Il percorso espositivo si articola in due distinte fasi, la prima include manufatti realizzati tra la fine del XIX secolo e l’inizio della seconda guerra mondiale, mentre la seconda sintetizza la ripresa dell’attività ceramica dalla fine degli anni cinquanta ai giorni nostri. Le opere in mostra costituiscono un importante tramite espressivo spesso sottovalutato e raramente proposto al pubblico, questo il motivo per il quale parte delle opere, pur particolarmente preziose, sono esposte per la prima volta in Sardegna, come nel caso di alcune brocche, usate in particolari occasioni festive e conservate al Museo delle Tradizioni Popolari di Roma.
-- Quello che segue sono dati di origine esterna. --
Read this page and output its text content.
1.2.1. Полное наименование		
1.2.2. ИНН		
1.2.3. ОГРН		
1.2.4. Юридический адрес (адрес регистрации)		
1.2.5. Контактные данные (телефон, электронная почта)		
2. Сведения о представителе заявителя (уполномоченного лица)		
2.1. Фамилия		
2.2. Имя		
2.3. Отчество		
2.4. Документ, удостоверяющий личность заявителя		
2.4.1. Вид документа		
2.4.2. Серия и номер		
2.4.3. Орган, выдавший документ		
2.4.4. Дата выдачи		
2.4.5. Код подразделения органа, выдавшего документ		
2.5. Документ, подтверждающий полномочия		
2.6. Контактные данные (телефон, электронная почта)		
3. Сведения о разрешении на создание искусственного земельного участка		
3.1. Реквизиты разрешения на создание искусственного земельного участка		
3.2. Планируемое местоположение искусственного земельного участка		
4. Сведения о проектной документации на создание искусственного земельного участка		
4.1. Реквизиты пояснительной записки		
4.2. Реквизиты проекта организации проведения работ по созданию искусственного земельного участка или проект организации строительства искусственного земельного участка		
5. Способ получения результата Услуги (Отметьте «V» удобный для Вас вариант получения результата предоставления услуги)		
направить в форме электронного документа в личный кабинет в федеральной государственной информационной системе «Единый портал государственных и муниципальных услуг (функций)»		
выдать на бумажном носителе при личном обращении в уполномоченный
Francesco Ciusa diede avvio, nel primo decennio del Novecento, alla prima manifattura di ceramica, La Spica, nel quale il gusto decorativo ispirato all’arte popolare, definì uno stile denominato stile sardo. La Spica vide la formazione di Federico Melis, che elaborò, la muffola, ovvero la cottura degli smalti a caldo, e Ciriaco Piras che a Dorgali istituirà una scuola locale basata sull’uso degli stampi e della decorazione a freddo. Negli anni ’30 lo stile sardo appariva ormai sorpassato, a dare una svolta sarà Melkiorre Melis, dopo la nomina a direttore della scuola di Ceramica Libica di Tripoli, sperimentando un innesto di valenze egizie e motivi decò nella ceramica ispano-araba. Nei primi anni ’50, al primitivismo “folcloristico” che caratterizzò il principio del secolo, fu sostituito l’arcaismo dei bronzetti nuragici, che per l’essenzialità delle forme si prestavano particolarmente alla nascita di uno stile “moderno”; tra i rappresentanti più significativi che aderirono al nuovo tipo di linguaggio troviamo Gavino Tilocca, Giuseppe Silecchia, Mauro Manca.
La rinascita dell’artigianato sardo con l’integrazione di arcaismi, cadenze popolari e ricerche d’avanguardia, come continuità fra arte popolare e arte contemporanea, vedrà emergere nuove personalità come Antonio Corriga e Paola Dessì, ma anche nomi già affermati artisticamente, non rimarranno immuni a questo tipo di espressione, come nel caso di Maria Lai, che dopo aver assorbito la lezione di Marino Marini rientrerà in Sardegna per dedicarsi alla ceramica dalla fine degli anni cinquanta. Una nuova fase si aprirà negli anni ’60, tralasciando la sperimentazione formale per affrontare l’aspetto commerciale, attraverso l’ente l’ISOLA, guidata inizialmente da Eugenio Tavolara e Ubaldo Badas. Tra la consistente produzione ceramica contemporanea, oltre alle opere in terracotta di Costantino Nivola e Pinuccio Sciola, meritano particolare attenzione le ceramiche raku di Caterina Lai e i delicati cromatismi che decorano i manufatti di Gianfranco Pintus.